Vermieter können sich an das Sozialamt, das Wohnungsamt oder an soziale Träger der Wohnungsnotfallhilfe vor Ort wenden. Es gibt zahlreiche Initiativen, die gezielt private Vermieter suchen. Auch unser „Wo+Wie“-Portal bietet eine Plattform, um entsprechende Ansprechpartner zu finden. Es ist wichtig, dass Vermieter offen für Gespräche sind und sich über die Unterstützungsmöglichkeiten informieren, die ihnen zur Verfügung stehen. Oftmals gibt es auch Informationsveranstaltungen und Netzwerktreffen, bei denen sich Vermieter mit anderen austauschen und von deren Erfahrungen profitieren können.

Was können Vermieter proaktiv tun, um ein gutes Mietverhältnis zu gewährleisten?

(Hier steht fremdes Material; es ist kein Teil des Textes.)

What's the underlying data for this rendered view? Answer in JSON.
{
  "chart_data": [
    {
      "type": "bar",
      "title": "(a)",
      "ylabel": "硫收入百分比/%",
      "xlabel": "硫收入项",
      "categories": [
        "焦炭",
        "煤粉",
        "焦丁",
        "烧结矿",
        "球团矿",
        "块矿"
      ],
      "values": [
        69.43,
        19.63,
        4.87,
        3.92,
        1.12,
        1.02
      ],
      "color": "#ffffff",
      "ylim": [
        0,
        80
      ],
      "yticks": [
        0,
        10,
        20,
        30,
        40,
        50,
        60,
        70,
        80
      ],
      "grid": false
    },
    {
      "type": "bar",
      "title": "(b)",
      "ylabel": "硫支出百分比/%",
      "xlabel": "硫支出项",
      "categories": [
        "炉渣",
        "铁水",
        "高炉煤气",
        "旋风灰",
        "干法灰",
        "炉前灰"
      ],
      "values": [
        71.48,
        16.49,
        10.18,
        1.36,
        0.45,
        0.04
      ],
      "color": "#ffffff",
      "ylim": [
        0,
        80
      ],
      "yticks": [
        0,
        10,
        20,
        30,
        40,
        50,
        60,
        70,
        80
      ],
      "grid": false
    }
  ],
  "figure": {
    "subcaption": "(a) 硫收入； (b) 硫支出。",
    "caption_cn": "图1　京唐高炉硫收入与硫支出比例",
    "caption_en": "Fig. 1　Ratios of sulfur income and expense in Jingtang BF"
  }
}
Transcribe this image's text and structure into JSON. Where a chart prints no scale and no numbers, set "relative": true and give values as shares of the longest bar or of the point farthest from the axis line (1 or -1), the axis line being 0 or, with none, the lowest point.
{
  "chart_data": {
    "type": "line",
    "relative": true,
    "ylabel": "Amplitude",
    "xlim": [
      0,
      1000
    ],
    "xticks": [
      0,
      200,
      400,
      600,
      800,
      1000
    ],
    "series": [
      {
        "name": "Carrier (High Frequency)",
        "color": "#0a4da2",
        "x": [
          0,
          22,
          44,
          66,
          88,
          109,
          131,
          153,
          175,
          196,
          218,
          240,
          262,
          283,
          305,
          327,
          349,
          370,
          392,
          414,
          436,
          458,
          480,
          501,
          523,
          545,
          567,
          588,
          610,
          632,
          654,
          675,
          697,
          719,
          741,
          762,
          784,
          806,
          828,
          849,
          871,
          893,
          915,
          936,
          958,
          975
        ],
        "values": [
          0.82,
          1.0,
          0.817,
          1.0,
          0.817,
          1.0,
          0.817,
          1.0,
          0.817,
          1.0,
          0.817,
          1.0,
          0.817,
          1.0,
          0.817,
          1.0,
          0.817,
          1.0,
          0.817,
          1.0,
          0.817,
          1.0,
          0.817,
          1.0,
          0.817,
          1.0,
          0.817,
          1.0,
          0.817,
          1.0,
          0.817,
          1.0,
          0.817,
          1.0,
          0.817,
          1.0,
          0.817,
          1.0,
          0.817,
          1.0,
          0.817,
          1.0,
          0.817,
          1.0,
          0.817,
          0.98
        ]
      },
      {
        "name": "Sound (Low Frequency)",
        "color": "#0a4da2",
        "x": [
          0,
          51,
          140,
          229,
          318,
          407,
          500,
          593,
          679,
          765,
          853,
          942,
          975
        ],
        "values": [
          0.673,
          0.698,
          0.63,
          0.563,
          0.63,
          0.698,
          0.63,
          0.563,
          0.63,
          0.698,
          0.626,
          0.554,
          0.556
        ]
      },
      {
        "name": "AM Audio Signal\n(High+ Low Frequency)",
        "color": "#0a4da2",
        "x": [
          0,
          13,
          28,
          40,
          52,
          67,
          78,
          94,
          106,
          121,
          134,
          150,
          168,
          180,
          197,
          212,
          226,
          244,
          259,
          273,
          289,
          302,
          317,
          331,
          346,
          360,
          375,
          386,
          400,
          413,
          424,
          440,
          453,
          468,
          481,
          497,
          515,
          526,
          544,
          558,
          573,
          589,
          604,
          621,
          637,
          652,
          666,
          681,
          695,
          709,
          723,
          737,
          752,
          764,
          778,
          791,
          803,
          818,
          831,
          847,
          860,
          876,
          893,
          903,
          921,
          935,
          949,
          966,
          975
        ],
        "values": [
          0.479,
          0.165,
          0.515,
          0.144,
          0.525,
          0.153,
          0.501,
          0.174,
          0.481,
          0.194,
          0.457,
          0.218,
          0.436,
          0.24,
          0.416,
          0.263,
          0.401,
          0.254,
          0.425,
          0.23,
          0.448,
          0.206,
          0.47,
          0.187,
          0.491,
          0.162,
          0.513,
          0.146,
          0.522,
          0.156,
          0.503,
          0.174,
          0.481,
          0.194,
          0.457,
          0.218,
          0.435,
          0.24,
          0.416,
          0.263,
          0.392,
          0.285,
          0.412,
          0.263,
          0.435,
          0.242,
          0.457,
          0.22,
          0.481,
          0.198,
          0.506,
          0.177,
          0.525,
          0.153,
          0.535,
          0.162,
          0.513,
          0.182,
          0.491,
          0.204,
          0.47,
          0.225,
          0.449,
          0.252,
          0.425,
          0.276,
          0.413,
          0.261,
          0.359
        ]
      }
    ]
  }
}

Vermieter sollten Signale der Offenheit und Unterstützung senden, ohne dabei aufdringlich zu sein – aber das gilt ohnehin ja für jede Vermietungssituation. Es ist wichtig, dass sie den neuen Mietern das Gefühl geben, willkommen zu sein, und Ansprechpartner für Fragen und Anliegen bieten. Gleichzeitig sollten sie realistisch bleiben und die Bedürfnisse und Grenzen der Mieter respektieren. Eine gute Kommunikation und eine klare Vereinbarung der Verantwortlichkeiten sind hier entscheidend. Im Fokus sollte weniger die maximale Rendite stehen, sondern vielmehr stabile und harmonische Mietverhältnisse. Ein sozialer Vermieter versteht, dass es nicht nur um finanzielle Aspekte geht, sondern auch um die Möglichkeit, positiv zur Gesellschaft beizutragen.

Welche Chancen sehen Sie denn für unsere Gesellschaft?

Langfristig profitieren alle Beteiligten von einer solchen Vermietung. Wohnungslose Menschen erhalten eine stabile Wohnsituation und die Chance, wieder an der Gesellschaft teilhaben zu können. Private Vermieter haben die Möglichkeit, langfristige und stabile Mietverhältnisse zu schaffen und gleichzeitig einen positiven Beitrag zur Lösung eines gesellschaftlichen Problems zu leisten. Für die Gesellschaft insgesamt bedeutet dies eine Reduzierung der Wohnungslosigkeit, eine bessere Integration von benachteiligten Menschen und letztlich eine Stärkung des sozialen Zusammenhalts.